Sir James Steel quite rightly said that the whole scene had changed. The structure and motivation of textile trade within the Commonwealth was altogether different; many members of the Council felt that it was now timely to look again at a tariff system, firmly backed by safeguards against dumping and other means of distorting trade.

It must be recognised that not only the tariff issue but other pending decisions from the Courtaulds-English Calico merger to the investigation into yarn prices - present the Board of Trade with a host of controversial points on which to give guidance. So many of the problems are inter-linked that it is difficult to make one decision without affecting another subject.

Yet without early evidence of the way in which Government thinking is moving, the trade itself is bound to remain in a state of uncertainty. The latest clearance returns, although making comparison with the unusual circumstances of 1968, show a sharp downward drift in retail sales. The Budget is unlikely to reverse this trend and distributors are understandably cautious. The sooner any unnecessary uncertainties can be removed the better.

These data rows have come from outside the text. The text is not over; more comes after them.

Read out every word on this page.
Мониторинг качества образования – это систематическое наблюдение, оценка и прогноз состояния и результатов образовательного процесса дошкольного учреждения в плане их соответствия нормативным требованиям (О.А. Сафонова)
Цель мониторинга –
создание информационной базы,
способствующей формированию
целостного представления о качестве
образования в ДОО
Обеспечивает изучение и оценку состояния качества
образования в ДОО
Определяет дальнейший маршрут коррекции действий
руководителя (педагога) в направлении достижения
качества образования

EARNINGS FROM EXPORTS IMPROVE.

Looking on the bright side in the overseas trade returns covering the first two months of 1969, earnings from exports were distinctly better, while the cost of imports has remained at virtually the same level. Taking all textiles into account, including of course wool, shipments abroad in the first two months of the year were valued at £52,015,000 against £46, 188,000 in the same period of 1968; correspond- ing imports cost £41,472,000 against £41,313,000.